White land
Un autre jour dans mon nouvel et provisoire univers. Aide soignante. Les gens rigolent limite quand je leur raconte que je fais ça, ok je n'ai aucun diplôme, par contre pas besoin d'avoir fait d'études pour faire le ménage, faire des toilettes et servir des repas quand même... après, ce qui touche aux ordonnances et aux médicaments, au traitement lui-même, évidemment je ne m'occupe de rien. Juste être au service de personnes qui en ont réellement besoin à un point qu'à l'extérieur on n'imagine même pas. Pendant seulement un mois, puis ensuite j'essayerai, comme la dernière fois, de faire complètement abstraction et entrer dans mon autre nouvel univers... mon premier amour :-) l'édition.
Je ne sais pas si c'est parce que je suis plus âgée ou que j'avais vraiment besoin de me remettre les idées en place, mais cette fois-ci je suis énormément touchée par ce métier que je fais. Il me marque la journée, mais le soir et la nuit c'est encore pire. L'autre fois j'en ai carrément rêvé, mais ce sont juste des pensées, des visages, des diagnostics difficiles à accepter, même pour des gens que je ne connais pas et avec lesquels on a petit à petit une relation de confiance/dépendance, relation qui se définit par une phrase, un sourire, un surnom, des habitudes, un regard, une confidence. C'est cela qui m'agrippe en quelque sorte et ne veut pas me lâcher. Je me donne l'obligation de ne pas oublier tout ça. Aujourd'hui et cette année, j'ignore pourquoi mais c'est devenu d'une impotance capitale. Je ne ferai sans doute jamais ce métier, même si je prévois de faire une dizaine de choses différentes dans ma vie, parce que j'ai très peur de m'ennuyer et je décide par exemple de continuer en service de presse dans l'édition, tout simplement parce que je n'en ai pas encore trouvé toutes les couleurs. Je ne ferai donc probablement jamais ni aide soignante ni infirmière "en vrai" mais j'en garderai toujours cette marque que je me suis volontairement faite, au service d'un endroit qui compte tellement pour moi, et pour se murs, et pour ses valeurs, et je suis vraiment heureuse, je réalise la chance que j'ai d'avoir pu vivre à fond cette expérience.
Il me reste encore plusieurs jours. Je suis crevée, le matin c'est hyper dur. Tout à l'heure j'y retourne. C'est aussi quelque chose d'étrange, quand je me dis "tout à l'heure j'y retourne". Je ne sais pas ce que je vais y trouver et c'est à la fois très très flippant, à la fois mon coeur est apaisé. Je sens que je ne suis pas devenue complètement superficielle et que peut-être, si je garde cette marque, je ne le serai jamais. Il ne faut pas oublier dans mon cas que "un livre c'est un livre". Ca a l'air débile mais j'écris ça pour m'en souvenir. Tellement de gens l'ont oublié, j'vous jure !!

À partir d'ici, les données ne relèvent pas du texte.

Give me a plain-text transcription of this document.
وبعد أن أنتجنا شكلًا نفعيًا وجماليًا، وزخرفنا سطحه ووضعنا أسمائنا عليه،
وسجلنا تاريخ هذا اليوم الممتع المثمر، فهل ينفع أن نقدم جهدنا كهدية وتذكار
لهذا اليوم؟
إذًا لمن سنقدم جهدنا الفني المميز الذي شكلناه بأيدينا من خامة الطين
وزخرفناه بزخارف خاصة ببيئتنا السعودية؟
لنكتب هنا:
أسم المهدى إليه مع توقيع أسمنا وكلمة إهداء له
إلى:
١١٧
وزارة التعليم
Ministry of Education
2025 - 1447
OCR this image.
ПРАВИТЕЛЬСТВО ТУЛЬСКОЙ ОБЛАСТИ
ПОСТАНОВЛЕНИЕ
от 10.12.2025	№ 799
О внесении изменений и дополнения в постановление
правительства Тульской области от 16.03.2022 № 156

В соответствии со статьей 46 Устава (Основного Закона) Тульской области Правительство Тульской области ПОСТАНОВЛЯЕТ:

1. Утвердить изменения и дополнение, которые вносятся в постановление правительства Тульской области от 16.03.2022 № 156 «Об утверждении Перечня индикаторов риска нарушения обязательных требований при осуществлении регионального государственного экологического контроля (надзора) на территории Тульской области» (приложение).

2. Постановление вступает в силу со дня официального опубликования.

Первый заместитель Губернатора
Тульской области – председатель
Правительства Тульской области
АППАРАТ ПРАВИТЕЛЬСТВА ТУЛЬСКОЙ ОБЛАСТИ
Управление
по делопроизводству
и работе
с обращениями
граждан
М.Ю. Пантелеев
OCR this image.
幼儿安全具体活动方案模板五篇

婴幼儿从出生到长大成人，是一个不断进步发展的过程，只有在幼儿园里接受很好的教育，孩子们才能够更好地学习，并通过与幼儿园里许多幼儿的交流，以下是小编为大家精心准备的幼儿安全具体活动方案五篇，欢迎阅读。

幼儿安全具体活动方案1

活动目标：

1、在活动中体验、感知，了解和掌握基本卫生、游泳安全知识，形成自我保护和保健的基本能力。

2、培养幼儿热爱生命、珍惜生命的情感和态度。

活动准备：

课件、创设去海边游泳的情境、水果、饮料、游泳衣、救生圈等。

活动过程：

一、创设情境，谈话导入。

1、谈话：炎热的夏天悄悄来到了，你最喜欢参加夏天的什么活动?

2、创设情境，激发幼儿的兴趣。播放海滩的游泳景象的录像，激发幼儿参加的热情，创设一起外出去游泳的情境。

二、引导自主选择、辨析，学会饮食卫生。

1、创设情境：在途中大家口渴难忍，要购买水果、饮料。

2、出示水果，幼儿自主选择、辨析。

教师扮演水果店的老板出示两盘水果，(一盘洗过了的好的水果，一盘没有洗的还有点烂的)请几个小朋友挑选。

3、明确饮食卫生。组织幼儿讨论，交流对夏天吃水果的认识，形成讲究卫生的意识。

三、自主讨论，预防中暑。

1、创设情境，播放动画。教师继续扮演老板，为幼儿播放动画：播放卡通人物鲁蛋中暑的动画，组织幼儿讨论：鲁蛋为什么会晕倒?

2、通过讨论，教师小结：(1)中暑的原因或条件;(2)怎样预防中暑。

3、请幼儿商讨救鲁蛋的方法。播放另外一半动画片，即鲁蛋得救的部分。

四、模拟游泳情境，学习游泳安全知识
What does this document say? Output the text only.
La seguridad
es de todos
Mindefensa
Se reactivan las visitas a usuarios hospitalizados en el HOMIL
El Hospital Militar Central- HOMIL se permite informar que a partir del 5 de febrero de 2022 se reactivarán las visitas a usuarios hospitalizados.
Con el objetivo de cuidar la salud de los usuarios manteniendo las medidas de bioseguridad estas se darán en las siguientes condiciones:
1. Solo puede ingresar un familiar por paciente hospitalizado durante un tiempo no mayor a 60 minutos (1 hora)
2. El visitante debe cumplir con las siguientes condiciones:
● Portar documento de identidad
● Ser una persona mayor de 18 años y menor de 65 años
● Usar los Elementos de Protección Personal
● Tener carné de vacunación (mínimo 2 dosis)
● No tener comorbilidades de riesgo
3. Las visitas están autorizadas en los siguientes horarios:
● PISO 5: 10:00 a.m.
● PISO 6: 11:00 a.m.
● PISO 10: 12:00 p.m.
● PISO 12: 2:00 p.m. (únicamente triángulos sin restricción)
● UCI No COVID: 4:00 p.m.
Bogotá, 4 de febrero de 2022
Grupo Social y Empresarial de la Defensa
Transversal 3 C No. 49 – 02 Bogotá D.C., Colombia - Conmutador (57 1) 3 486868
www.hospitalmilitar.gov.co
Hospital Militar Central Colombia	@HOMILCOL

Bon, je voulais écrire un peu ce matin. Je sais que les tartines c'est pas les meilleurs articles que je fais... je mets une 'tite image juste pour le principe mais je voulais vraiment faire un texte là-dessus. Malheureusement, ou pas, au sortir de mon service d'hôpital je n'ai le droit à aucune référence, aucun détail. C'est la loi et c'est logique. Je ne peux donc pas vous raconter grand chose, pourtant ce sont des choses qu'il est très dur de garder pour soi et qui font que je me réveille la nuit, ce sont des choses qui changent une vie et qu'on ne peut pas oublier. Ca change la vision de voir les choses, on voit les gens dans un état qu'on ne souhaite absolument pas aux gens qu'on aime et justement c'est ça qui change la vision des choses. Il vaut mieux mourir avant... Parfois vraiment on ne réalise pas ça...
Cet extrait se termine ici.